Familie Schröder ist mit ihren zwei Kindern unterwegs. Heute in Eding-Neckarhausen zu Hause, kennen sie Ilmenau von früher. Sie sind aus der Region, haben Familie hier. Die Dampflokfahrt wollten sie auf keinen Fall verpassen. „Es sind Strecke und Technik, die begeistern“, sagte Holger Schröder. In den Anfängen der Rennsteigbahn habe er mitgearbeitet, habe unter anderem geholfen, die Strecke frei zu schneiden. Heute sind es die Vereinsmitglieder aus dem Schleusinger Raum, die sich hauptsächlich um die Strecke kümmern, während die Ilmenauer Seite verstärkt ihre Kraft in die Fahrzeuginstandsetzung stecke, erklärt Martin Klemm. Holger Schröder erinnert sich, dass früher die 94-er Dampflok regelmäßig gefahren ist.
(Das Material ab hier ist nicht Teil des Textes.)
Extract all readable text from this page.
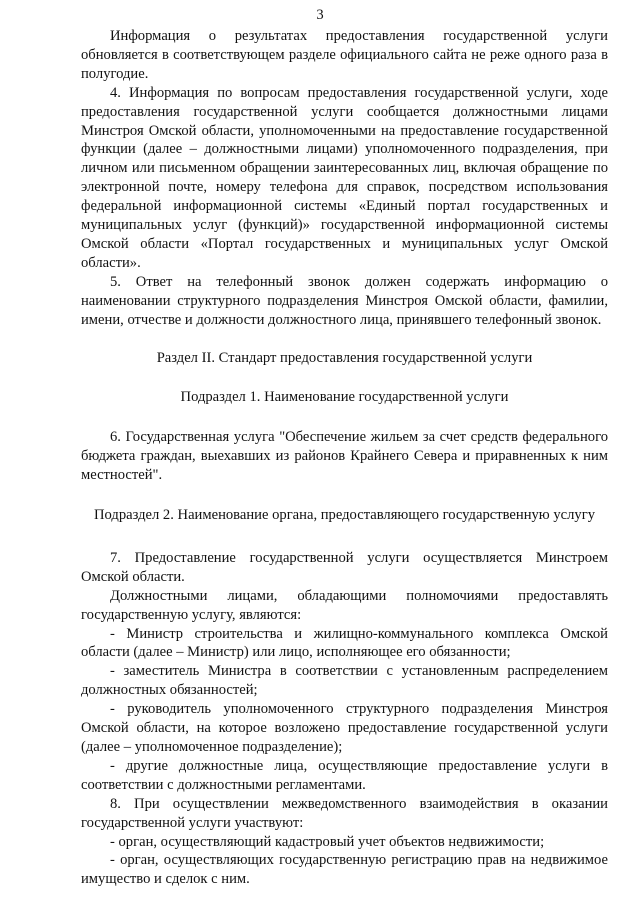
3

Информация о результатах предоставления государственной услуги обновляется в соответствующем разделе официального сайта не реже одного раза в полугодие.

4. Информация по вопросам предоставления государственной услуги, ходе предоставления государственной услуги сообщается должностными лицами Минстроя Омской области, уполномоченными на предоставление государственной функции (далее – должностными лицами) уполномоченного подразделения, при личном или письменном обращении заинтересованных лиц, включая обращение по электронной почте, номеру телефона для справок, посредством использования федеральной информационной системы «Единый портал государственных и муниципальных услуг (функций)» государственной информационной системы Омской области «Портал государственных и муниципальных услуг Омской области».

5. Ответ на телефонный звонок должен содержать информацию о наименовании структурного подразделения Минстроя Омской области, фамилии, имени, отчестве и должности должностного лица, принявшего телефонный звонок.

Раздел II. Стандарт предоставления государственной услуги

Подраздел 1. Наименование государственной услуги

6. Государственная услуга "Обеспечение жильем за счет средств федерального бюджета граждан, выехавших из районов Крайнего Севера и приравненных к ним местностей".

Подраздел 2. Наименование органа, предоставляющего государственную услугу

7. Предоставление государственной услуги осуществляется Минстроем Омской области.

Должностными лицами, обладающими полномочиями предоставлять государственную услугу, являются:

- Министр строительства и жилищно-коммунального комплекса Омской области (далее – Министр) или лицо, исполняющее его обязанности;

- заместитель Министра в соответствии с установленным распределением должностных обязанностей;

- руководитель уполномоченного структурного подразделения Минстроя Омской области, на которое возложено предоставление государственной услуги (далее – уполномоченное подразделение);

- другие должностные лица, осуществляющие предоставление услуги в соответствии с должностными регламентами.

8. При осуществлении межведомственного взаимодействия в оказании государственной услуги участвуют:

- орган, осуществляющий кадастровый учет объектов недвижимости;

- орган, осуществляющих государственную регистрацию прав на недвижимое имущество и сделок с ним.
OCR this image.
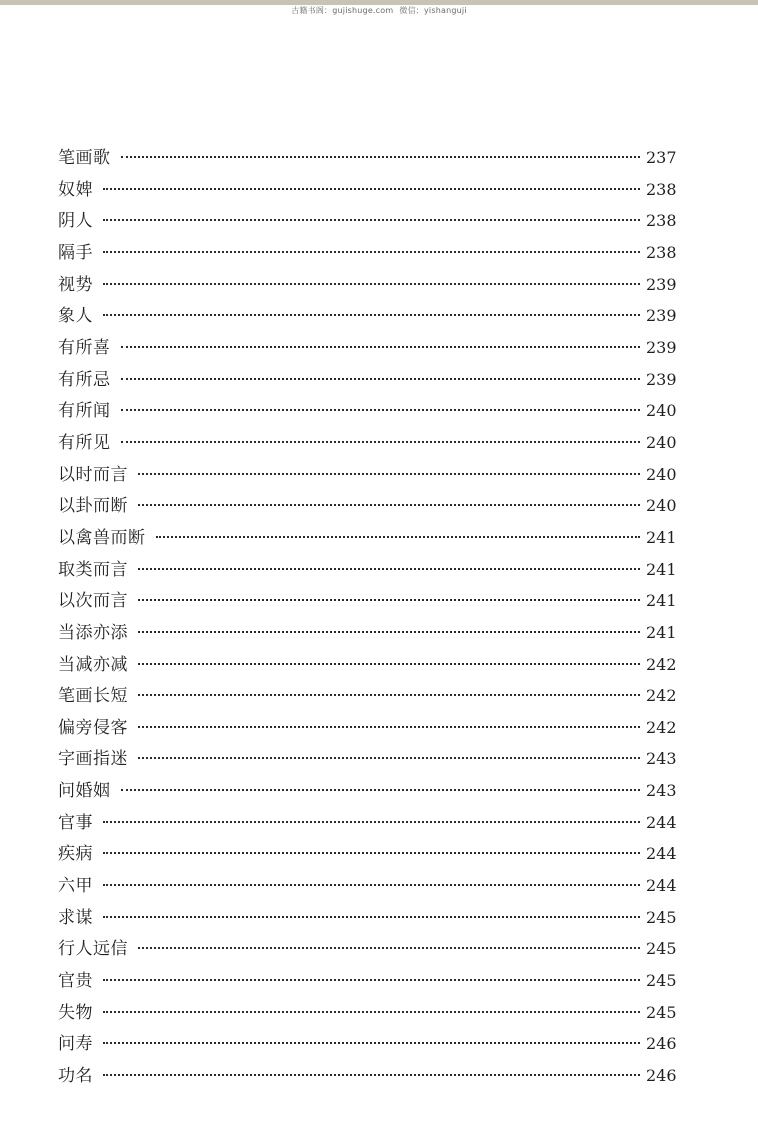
古籍书阁：gujishuge.com 微信：yishanguji
笔画歌	237
奴婢	238
阴人	238
隔手	238
视势	239
象人	239
有所喜	239
有所忌	239
有所闻	240
有所见	240
以时而言	240
以卦而断	240
以禽兽而断	241
取类而言	241
以次而言	241
当添亦添	241
当减亦减	242
笔画长短	242
偏旁侵客	242
字画指迷	243
问婚姻	243
官事	244
疾病	244
六甲	244
求谋	245
行人远信	245
官贵	245
失物	245
问寿	246
功名	246
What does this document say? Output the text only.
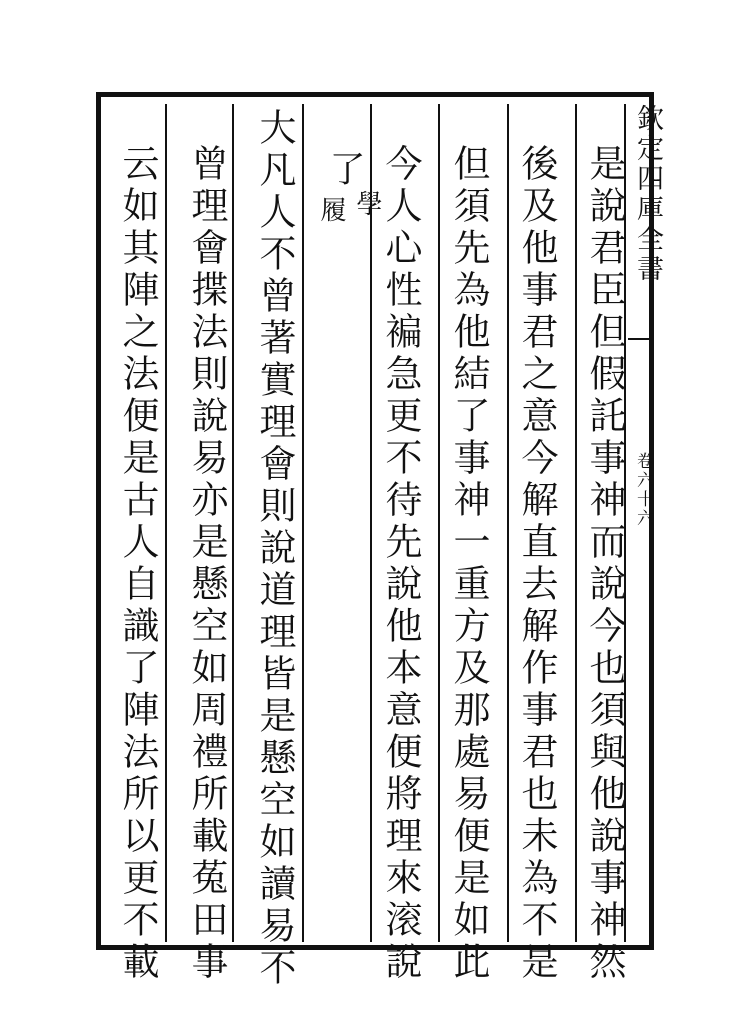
欽定四庫全書
卷六十六
是說君臣但假託事神而說今也須與他說事神然
後及他事君之意今解直去解作事君也未為不是
但須先為他結了事神一重方及那處易便是如此
今人心性褊急更不待先說他本意便將理來滚說
了
學
履
大凡人不曾著實理會則說道理皆是懸空如讀易不
曾理會揲法則說易亦是懸空如周禮所載菟田事
云如其陣之法便是古人自識了陣法所以更不載
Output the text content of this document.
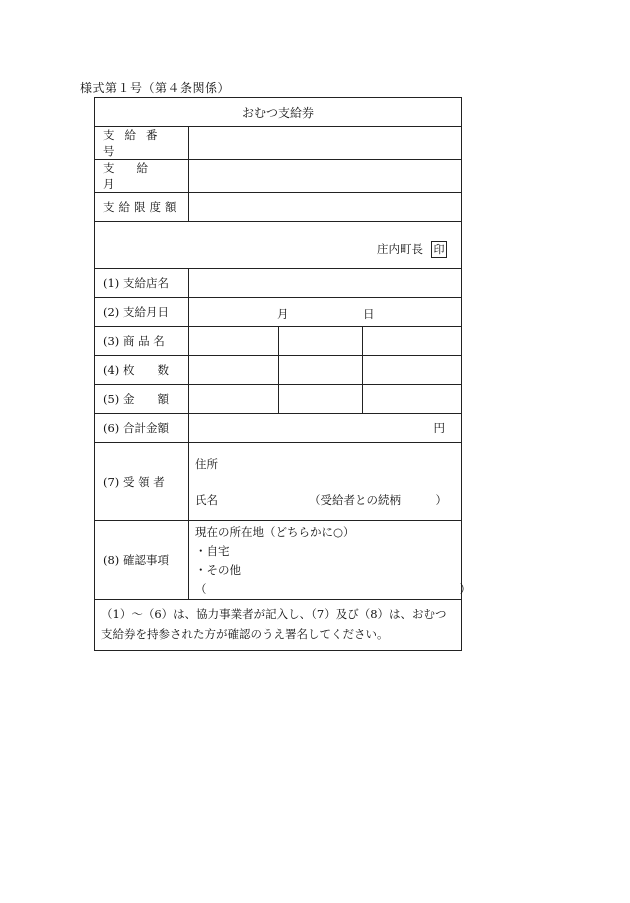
様式第１号（第４条関係）
おむつ支給券			
支給番号			
支給月			
支給限度額			

庄内町長 印			

(1) 支給店名			
(2) 支給月日	月 日		

(3) 商 品 名			
(4) 枚　　数			
(5) 金　　額			
(6) 合計金額	円		
(7) 受 領 者	住所
氏名 （受給者との続柄　　　）		

(8) 確認事項	現在の所在地（どちらかに○）
・自宅
・その他
（　　　　　　　　　　　　　　　　　　　　　　）		

（1）～（6）は、協力事業者が記入し、（7）及び（8）は、おむつ支給券を持参された方が確認のうえ署名してください。			
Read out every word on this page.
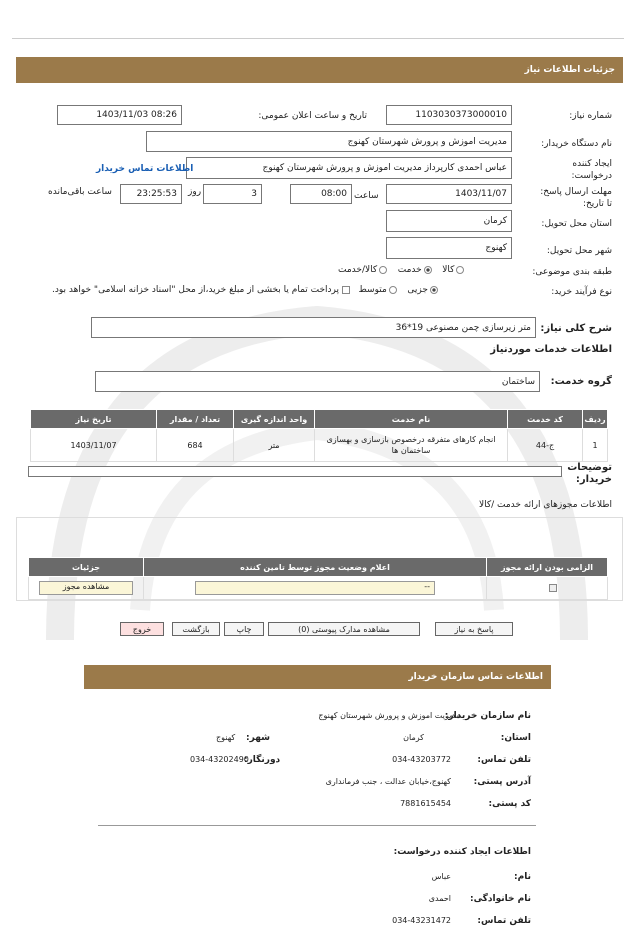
جزئیات اطلاعات نیاز
شماره نیاز:
1103030373000010
تاریخ و ساعت اعلان عمومی:
1403/11/03 08:26
نام دستگاه خریدار:
مدیریت اموزش و پرورش شهرستان کهنوج
ایجاد کننده درخواست:
عباس احمدی کارپرداز مدیریت اموزش و پرورش شهرستان کهنوج
اطلاعات تماس خریدار
مهلت ارسال پاسخ: تا تاریخ:
1403/11/07
ساعت
08:00
3
روز
23:25:53
ساعت باقی‌مانده
استان محل تحویل:
کرمان
شهر محل تحویل:
کهنوج
طبقه بندی موضوعی:
کالا   خدمت   کالا/خدمت
نوع فرآیند خرید:
جزیی   متوسط    پرداخت تمام یا بخشی از مبلغ خرید،از محل "اسناد خزانه اسلامی" خواهد بود.
شرح کلی نیاز:
36*19 متر زیرسازی چمن مصنوعی
اطلاعات خدمات موردنیاز
گروه خدمت:
ساختمان
ردیف	کد خدمت	نام خدمت	واحد اندازه گیری	تعداد / مقدار	تاریخ نیاز
1	ج-44	انجام کارهای متفرقه درخصوص بازسازی و بهسازی ساختمان ها	متر	684	1403/11/07
توضیحات خریدار:
اطلاعات مجوزهای ارائه خدمت /کالا
الزامی بودن ارائه مجوز	اعلام وضعیت مجوز توسط تامین کننده	جزئیات

	--	مشاهده مجوز
پاسخ به نیاز
مشاهده مدارک پیوستی (0)
چاپ
بازگشت
خروج
اطلاعات تماس سازمان خریدار
نام سازمان خریدار:
مدیریت اموزش و پرورش شهرستان کهنوج
استان:
کرمان
شهر:
کهنوج
تلفن تماس:
034-43203772
دورنگار:
034-43202490
آدرس پستی:
کهنوج،خیابان عدالت ، جنب فرمانداری
کد پستی:
7881615454
اطلاعات ایجاد کننده درخواست:
نام:
عباس
نام خانوادگی:
احمدی
تلفن تماس:
034-43231472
Ein längerer Halt war jeweils in Schleusingerneundorf eingeplant. Hier wurde der Wassertank aufgefüllt. Der erste Schwall ging auf die Gleise. Rostbraun zeigte sich die Brühe. Danach landeten immer vier Kubikmeter Quellwasser in den Tanks der Lok und unzählige Fotos auf Fotoapparaten und Handys. Außer bei der ersten Fahrt hatten die Fahrgäste Gelegenheit, in der Wanderherberge „Alter Bahnhof“ ebenfalls ihren Flüssigkeitsbedarf auszugleichen.

Michael Seifert gehört zum Verein Dampfbahnfreunde mittlerer Rennsteig. Er hat die 94 15 38 als Modell. Es gibt sie in allen Spurweiten bis hin zur Gartenbahn, sagt er. In sechs Epochen werden die Modelle eingeteilt. Das Nummernschild dieser 94-er stammt aus der Epoche drei. Solche Feinheiten und Eisenbahnerromantik erfährt man, wenn man miteinander ins Gespräch kommt. Die nächste Gelegenheit zu einer Fahrt mit dieser Dampflok gibt es im Oktober. Genaue Termine stehen jedoch noch nicht fest, sagt Martin Klemm. Er weist aber darauf hin, dass die „alte Dame“ am 3. Juni zum Kinderfest im Bahnbetriebswerk Arnstadt zu sehen sein wird. Ein weiterer fester Termin ist das Heizhausfest vom 19. bis 21. August in Chemnitz-Hilbersdorf.